Tomatoes, a staple ingredient in Pakistani cooking and food processing, have become a symbol of food inflation in recent years, with prices swinging sharply between periods of glut and shortage.

“We have a time when tomato sales are very high like currently. We are receiving tomatoes at Rs7 per kilogram as these are high in supply and people are even throwing them,” she explained. “We buy tomatoes these days, make powder out of it and preserve it.”

When supplies tighten, prices can soar.

“Then there is a time when tomatoes go short in supply and are retailed at a price as high as Rs400 per kilogram,” she said.

“We then sell our tomato powder at the same price,” she added, referring to Rs100 per 80-gram packet.

For consumers, the powder has become a practical hedge against price volatility.

Inflation stood at 6.1 percent in November, with core inflation described by the State Bank of Pakistan as “relatively sticky.”

Ganga, a 45-year-old RRF worker who lives with her brothers, said the product has changed how households cope with seasonal shortages.

“In the off season, the tomato prices become so high that you can’t even buy a kilogram of it,” she said.

“Then we buy a packet of this tomato powder for Rs100 which lasts for four to five days.”

RRF’s production process is deliberately simple. Tomatoes are sliced by hand, dried in open spaces under the sun for four to six days depending on sunlight intensity and then ground using basic household-type machines.

The initiative received support after the devastating floods of 2022, which destroyed crops and livelihoods across southern Sindh.

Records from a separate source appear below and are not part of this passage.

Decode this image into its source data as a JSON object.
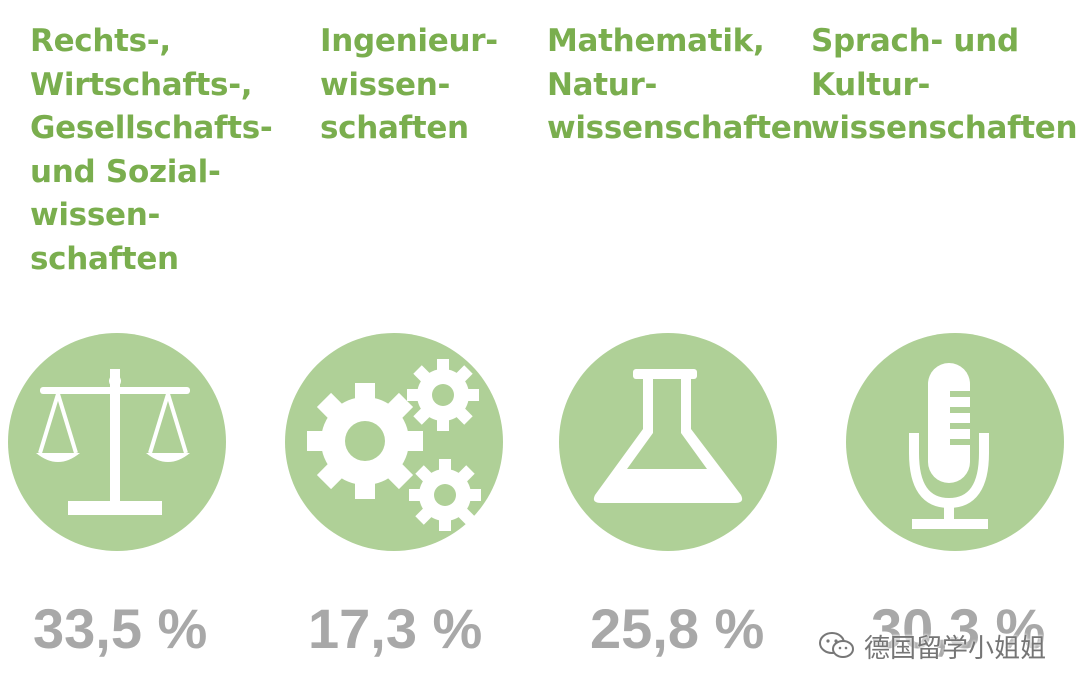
{
  "categories": [
    {
      "title": "Rechts-,\nWirtschafts-,\nGesellschafts-\nund Sozial-\nwissen-\nschaften",
      "percent": "33,5 %",
      "icon": "scales-icon"
    },
    {
      "title": "Ingenieur-\nwissen-\nschaften",
      "percent": "17,3 %",
      "icon": "gears-icon"
    },
    {
      "title": "Mathematik,\nNatur-\nwissenschaften",
      "percent": "25,8 %",
      "icon": "flask-icon"
    },
    {
      "title": "Sprach- und\nKultur-\nwissenschaften",
      "percent": "30,3 %",
      "icon": "microphone-icon"
    }
  ],
  "watermark": {
    "text": "德国留学小姐姐",
    "icon": "wechat-icon"
  },
  "colors": {
    "title_green": "#7aae4e",
    "circle_green": "#afd097",
    "percent_gray": "#a8a8a8",
    "icon_white": "#ffffff"
  }
}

Mahdi Hassan, a livelihood officer at the Sindh Rural Support Organization (SRSO), said RRF was backed through post-flood recovery programs implemented with Germany’s Malteser International.

“After the floods of 2022, there was a lot of destruction in Jhuddo because of which people’s livelihoods were greatly affected,” he said, adding that SRSO had supported around 24 similar initiatives in the area, mostly led by women, with about Rs30 million ($107,000) in funding.

Beyond livelihoods, RRF is also trying to reduce Pakistan’s reliance on imported food products.

“No company is producing this dried-tomato powder in Pakistan yet,” said Ahsan Khan, the company’s technical supervisor.

“What is available in the market is being imported ... We are trying to manufacture this dried tomato powder locally and give competitive rates to our buyers.”

During peak seasons, RRF sells up to four tons of tomato powder per month. Munawar said she expects that volume to rise, noting that entry into Karachi’s large food market could significantly boost revenues from last year’s Rs650,000 ($2,319).

“Last year we were in collaboration with Al-Noor Foods while now we have sent requests [business proposals] to National Foods and Shan Foods, who will become our customers after approving those requests,” she said.
RRF has also sent proposals to international brands such as McDonald’s.

“We would be targeting to double, triple our revenues this year if we get approvals from these brands,” she added.